El umbral en Nicaragua

Tienen diferentes nombres, pertenecen a diferentes familias e incluso forman parte de diferentes comunidades pero todos ellos comparten el umbral de la puerta como el espacio más seguro desde donde contemplar la realidad. Es el umbral la fina frontera que separa dos mundos: la seguridad de su hogar con el mundo exterior. Un cuadrante lleno de luz para vislumbrar sus paisajes, el transitar de los vecinos y la actividad diurna dentro de sus comunidades. Todos ellos observan y esperan a que quizá suceda algo que altere sus rutinas y vuelva a llenar su imaginación de diferentes imágenes y rostros que jamás antes habían conocido.

En la comunidad de Los Genízaros, la electricidad todavía no ha llegado, a pesar de que llevan años esperándola con la esperanza de verla en sus hogares siempre al año que viene. Un espacio sin televisión, sin ordenadores, sin tecnologías. Un espacio carente de influencias exteriores, donde los más pequeños aprenden de los más grandes. Una sabiduría popular que se trasmite con el ejemplo y que poco entiende de Internet, noticiarios o redes sociales. Por eso, los niños contemplan y esperan y cuando de cuando en cuando pasa un coche –carro que dicen acá– a ellos no se les escapa. Ya estaban ahí, en el umbral, como tantas y tantas otras horas del día. A veces, saludan con sus manitas y sonríen. ¿Qué pensarán de nosotras?
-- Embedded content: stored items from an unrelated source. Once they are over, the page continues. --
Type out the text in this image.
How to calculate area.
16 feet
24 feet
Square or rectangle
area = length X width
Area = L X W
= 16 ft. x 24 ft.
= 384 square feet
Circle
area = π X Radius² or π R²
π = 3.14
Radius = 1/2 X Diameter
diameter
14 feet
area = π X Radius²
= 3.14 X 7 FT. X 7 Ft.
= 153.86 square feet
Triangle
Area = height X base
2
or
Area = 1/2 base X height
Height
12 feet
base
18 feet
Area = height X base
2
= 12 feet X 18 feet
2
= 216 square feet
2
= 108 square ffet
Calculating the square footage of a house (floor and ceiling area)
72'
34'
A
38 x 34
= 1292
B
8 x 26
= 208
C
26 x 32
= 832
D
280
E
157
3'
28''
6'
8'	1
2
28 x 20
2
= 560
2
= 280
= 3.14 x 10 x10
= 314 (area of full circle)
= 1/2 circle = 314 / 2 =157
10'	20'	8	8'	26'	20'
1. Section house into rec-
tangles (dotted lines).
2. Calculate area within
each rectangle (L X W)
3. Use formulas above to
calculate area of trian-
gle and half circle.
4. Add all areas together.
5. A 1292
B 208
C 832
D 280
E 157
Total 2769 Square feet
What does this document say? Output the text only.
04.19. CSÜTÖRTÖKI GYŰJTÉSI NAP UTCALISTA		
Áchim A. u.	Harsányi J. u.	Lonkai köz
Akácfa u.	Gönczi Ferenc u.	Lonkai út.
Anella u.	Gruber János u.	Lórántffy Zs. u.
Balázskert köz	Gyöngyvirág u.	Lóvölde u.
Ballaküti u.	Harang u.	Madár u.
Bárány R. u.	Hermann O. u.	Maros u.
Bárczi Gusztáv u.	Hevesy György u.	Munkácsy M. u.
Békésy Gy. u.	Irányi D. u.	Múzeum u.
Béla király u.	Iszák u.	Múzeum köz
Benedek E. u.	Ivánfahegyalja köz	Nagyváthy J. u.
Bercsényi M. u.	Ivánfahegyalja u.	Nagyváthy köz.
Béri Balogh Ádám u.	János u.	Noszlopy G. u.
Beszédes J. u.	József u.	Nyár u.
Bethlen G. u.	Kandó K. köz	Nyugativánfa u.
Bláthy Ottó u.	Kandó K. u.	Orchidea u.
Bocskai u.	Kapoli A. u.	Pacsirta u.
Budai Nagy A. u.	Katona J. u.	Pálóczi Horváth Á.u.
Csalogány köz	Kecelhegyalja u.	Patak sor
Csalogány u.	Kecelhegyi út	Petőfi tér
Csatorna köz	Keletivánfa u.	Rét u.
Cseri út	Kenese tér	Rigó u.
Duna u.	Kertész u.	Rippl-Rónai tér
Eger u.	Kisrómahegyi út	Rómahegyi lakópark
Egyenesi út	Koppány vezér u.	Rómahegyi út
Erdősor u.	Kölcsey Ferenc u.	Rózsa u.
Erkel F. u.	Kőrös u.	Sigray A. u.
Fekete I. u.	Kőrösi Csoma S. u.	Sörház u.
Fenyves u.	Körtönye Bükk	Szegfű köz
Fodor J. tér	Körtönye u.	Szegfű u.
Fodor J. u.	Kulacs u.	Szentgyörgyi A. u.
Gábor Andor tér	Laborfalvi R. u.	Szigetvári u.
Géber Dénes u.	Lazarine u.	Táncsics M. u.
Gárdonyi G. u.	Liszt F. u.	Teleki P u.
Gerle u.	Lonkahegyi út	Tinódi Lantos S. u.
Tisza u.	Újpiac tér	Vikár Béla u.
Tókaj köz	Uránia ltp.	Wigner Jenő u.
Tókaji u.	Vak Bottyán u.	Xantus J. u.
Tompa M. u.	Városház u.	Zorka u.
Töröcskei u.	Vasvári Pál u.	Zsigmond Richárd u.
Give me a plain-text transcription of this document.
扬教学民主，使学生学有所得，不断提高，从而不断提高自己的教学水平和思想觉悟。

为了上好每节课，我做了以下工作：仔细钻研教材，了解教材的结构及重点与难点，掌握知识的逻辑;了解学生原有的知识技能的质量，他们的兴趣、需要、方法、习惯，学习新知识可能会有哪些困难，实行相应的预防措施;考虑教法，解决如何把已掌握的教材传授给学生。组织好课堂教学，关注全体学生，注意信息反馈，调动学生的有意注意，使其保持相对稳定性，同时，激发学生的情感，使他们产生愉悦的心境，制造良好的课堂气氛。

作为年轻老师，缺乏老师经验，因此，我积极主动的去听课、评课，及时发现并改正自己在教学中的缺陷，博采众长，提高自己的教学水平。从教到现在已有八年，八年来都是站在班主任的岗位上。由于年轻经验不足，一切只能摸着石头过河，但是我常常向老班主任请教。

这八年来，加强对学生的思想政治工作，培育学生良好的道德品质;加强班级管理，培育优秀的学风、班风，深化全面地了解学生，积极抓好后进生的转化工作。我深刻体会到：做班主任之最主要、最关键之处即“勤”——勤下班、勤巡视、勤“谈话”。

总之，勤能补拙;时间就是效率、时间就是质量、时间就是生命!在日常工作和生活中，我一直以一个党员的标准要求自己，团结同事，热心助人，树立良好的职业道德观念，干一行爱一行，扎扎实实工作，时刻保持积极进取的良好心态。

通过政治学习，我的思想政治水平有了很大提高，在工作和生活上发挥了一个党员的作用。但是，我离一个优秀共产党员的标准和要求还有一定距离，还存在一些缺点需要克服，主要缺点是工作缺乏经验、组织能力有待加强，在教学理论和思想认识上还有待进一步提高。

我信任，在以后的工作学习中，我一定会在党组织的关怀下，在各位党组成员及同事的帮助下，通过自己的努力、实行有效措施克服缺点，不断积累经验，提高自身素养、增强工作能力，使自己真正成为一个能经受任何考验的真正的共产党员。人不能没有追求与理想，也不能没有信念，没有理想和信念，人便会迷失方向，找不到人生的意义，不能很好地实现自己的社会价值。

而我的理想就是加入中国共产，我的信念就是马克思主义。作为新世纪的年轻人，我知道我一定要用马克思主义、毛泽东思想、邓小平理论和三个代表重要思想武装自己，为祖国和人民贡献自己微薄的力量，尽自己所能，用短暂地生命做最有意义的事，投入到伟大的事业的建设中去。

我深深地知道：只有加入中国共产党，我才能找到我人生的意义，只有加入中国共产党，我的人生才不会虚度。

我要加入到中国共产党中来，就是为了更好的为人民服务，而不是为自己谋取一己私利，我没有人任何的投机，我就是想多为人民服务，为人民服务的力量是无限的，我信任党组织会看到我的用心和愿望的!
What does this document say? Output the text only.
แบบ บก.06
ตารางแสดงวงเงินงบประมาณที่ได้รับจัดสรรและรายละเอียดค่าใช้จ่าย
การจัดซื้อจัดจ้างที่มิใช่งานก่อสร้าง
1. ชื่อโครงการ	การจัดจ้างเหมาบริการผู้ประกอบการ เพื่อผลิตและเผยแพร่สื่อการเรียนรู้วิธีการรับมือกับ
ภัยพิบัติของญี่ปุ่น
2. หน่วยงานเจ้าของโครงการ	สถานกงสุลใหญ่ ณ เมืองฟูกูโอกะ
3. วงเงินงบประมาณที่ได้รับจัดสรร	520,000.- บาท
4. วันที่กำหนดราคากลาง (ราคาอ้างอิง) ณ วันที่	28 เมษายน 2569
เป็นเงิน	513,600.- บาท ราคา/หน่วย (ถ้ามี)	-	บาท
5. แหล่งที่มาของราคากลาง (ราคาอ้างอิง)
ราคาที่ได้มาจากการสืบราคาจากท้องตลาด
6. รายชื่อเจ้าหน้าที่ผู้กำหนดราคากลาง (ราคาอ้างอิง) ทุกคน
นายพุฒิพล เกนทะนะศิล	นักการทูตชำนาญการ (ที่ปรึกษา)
La comunidad de Los Genízaros está compuesta por 128 familias y, como el resto de comunidades en las que se ha implementado el sistema de agua bajo el proyecto Paragua, pertenece al municipio de Villanueva, departamento de Chinandega. Todos ellos son pueblos minúsculos a escasos kilómetros de la frontera hondureña. Una vez al día pasa un camión (a las cinco y media de la mañana) que los acerca a un empalme de carretera, cerca ya del municipio de Somotillo, donde pueden realizar alguna compra o gestión. Sin embargo, los caminos están tan machados por las lluvias que en el caso de Los Genízaros, ni siquiera sube hasta la comunidad y tienen que cogerlo en otra vecina a unos cinco kilómetros de distancia. Si no llegan a tiempo, deben bajar en moto –si tienes la fortuna de podértela permitir– en caballo o, en su defecto, caminando. Aquí, el tiempo es relativo y la gente paciente por naturaleza. Por eso, si es necesario caminar, con el calor de este país y a veces quizá con el niño en brazos, se camina. –Solo como dato: Nosotros en coche tardamos desde Somotillo una hora y media para llegar a Los Genízaros–.

Los Genízaros, al igual que la comunidad vecina, El Zapote, cuenta con agua en sus hogares desde el pasado mes de junio. Hasta entonces, las mujeres caminaban -algunas decenas de kilómetros-, en busca de agua al pozo más cercano para abastecer a sus familias. Bidones de agua que cargaban cada día sobre sus cabezas. Cada día. Hoy, el agua llega a sus hogares con tan solo girar la llave del grifo. Un sueño que todavía muchos no pueden llegar a imaginar. Quizá los niños que hoy observan desde el umbral, tampoco sean del todo conscientes de que el agua, ese derecho humano que no todos disfrutamos de la misma manera, llega hoy a sus casas gracias a la conquista y al empeño de todos sus antepasados.